UPDATE 1-Telco Zain Saudi extends maturity of $600 mln facility
* Facility now due on May 1
* A $2.4 bln Islamic loan also due on April 30
* Telco made a widening loss in 2012 as revenue fell (Adds details, context)
DUBAI, April 3 (Reuters) - Telecom operator Zain Saudi has extended the maturity of a $600 million facility until May 1, according to a statement on Saudi Arabia's bourse, the latest debt roll over by the loss-making firm.
This was due to be repaid on April 3, but Zain Saudi - an affiliate of Kuwait's Zain - has extended the junior debt with the agreement of a lending syndicate led by Arab National Bank, and now has about $3 billion in loans maturing within the next four weeks.
The operator, which has yet to make a quarterly profit since launching services in 2008, last week extended a $2.4 billion Islamic loan to April 30.
This murabaha facility - a sharia-compliant cost-plus-profit arrangement - was originally due in July 2011, but has been put back multiple times.
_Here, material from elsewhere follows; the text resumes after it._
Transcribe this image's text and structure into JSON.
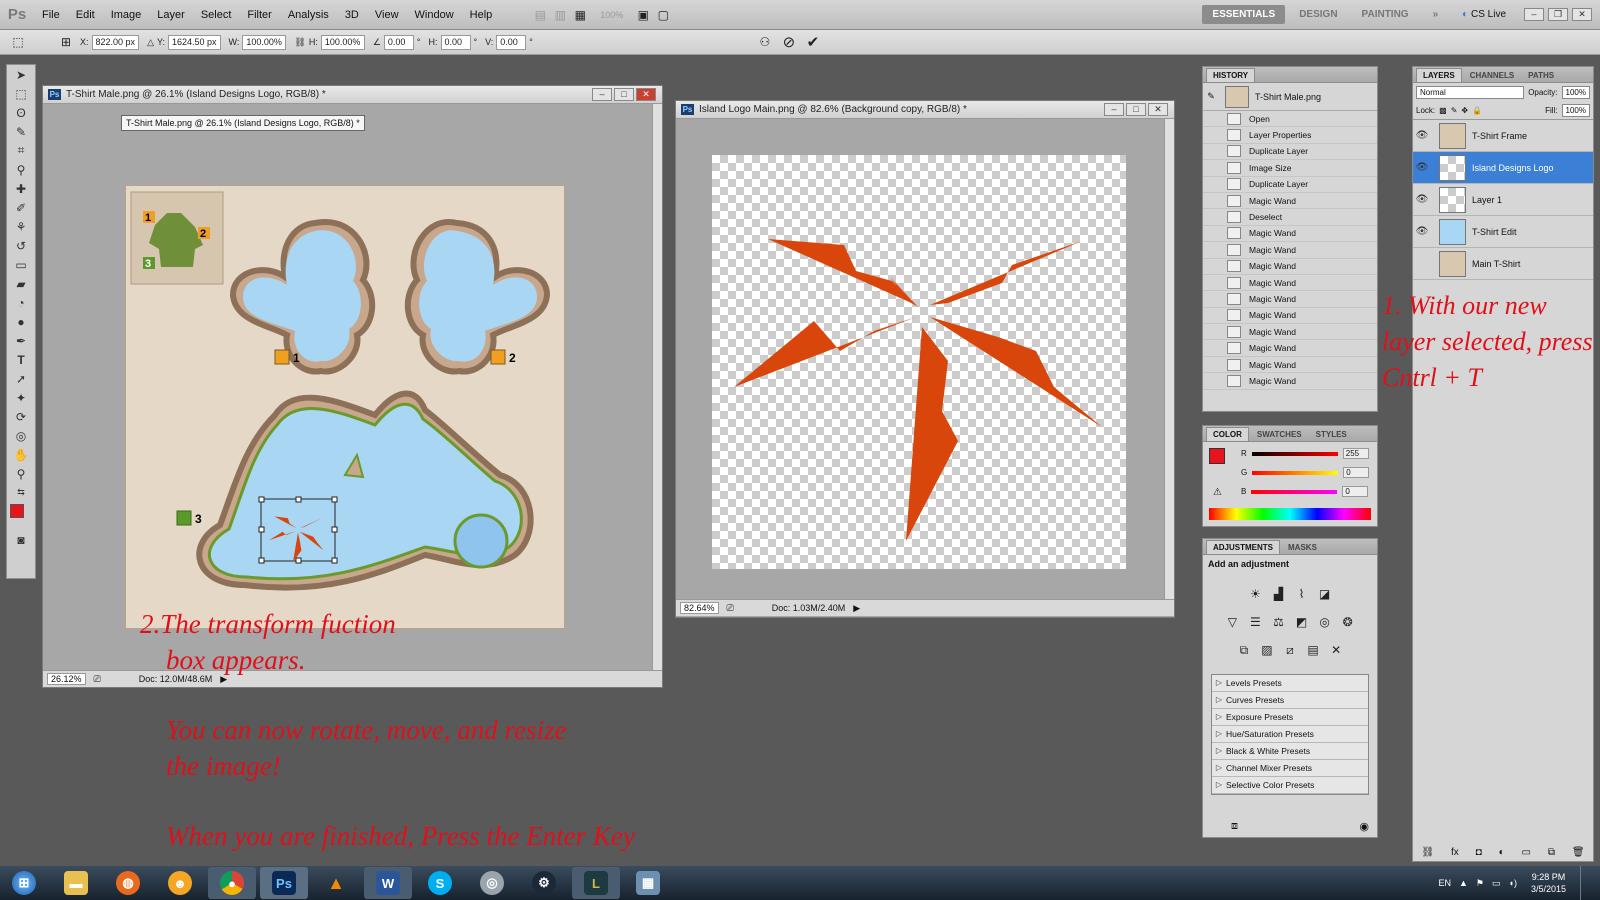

Zain Saudi has said these extensions were to finalise the terms of a new financing deal to replace the murabaha and it gave a similar explanation for extending the junior debt, which is subordinate to the Islamic facility.
Zain Saudi had liabilities of 19.5 billion riyals ($5.2 billion) at 2012-end and it has struggled to compete against better-resourced rivals Saudi Telecom Co (STC) and Mobily, an affiliate of United Arab Emirates' Etisalat, which between them claim nearly 85 percent of the kingdom's mobile subscribers.
Zain Saudi made an annual loss of 932 million riyals in 2012, compared with a loss of 811 million riyals a year earlier and its revenue also fell 4.4 percent over the same period.
Zain upped its stake in Zain Saudi to 37 percent from 25 percent as part of its affiliate's capital restructuring in June, oversubscribing to a rights issue following a tepid response from other shareholders.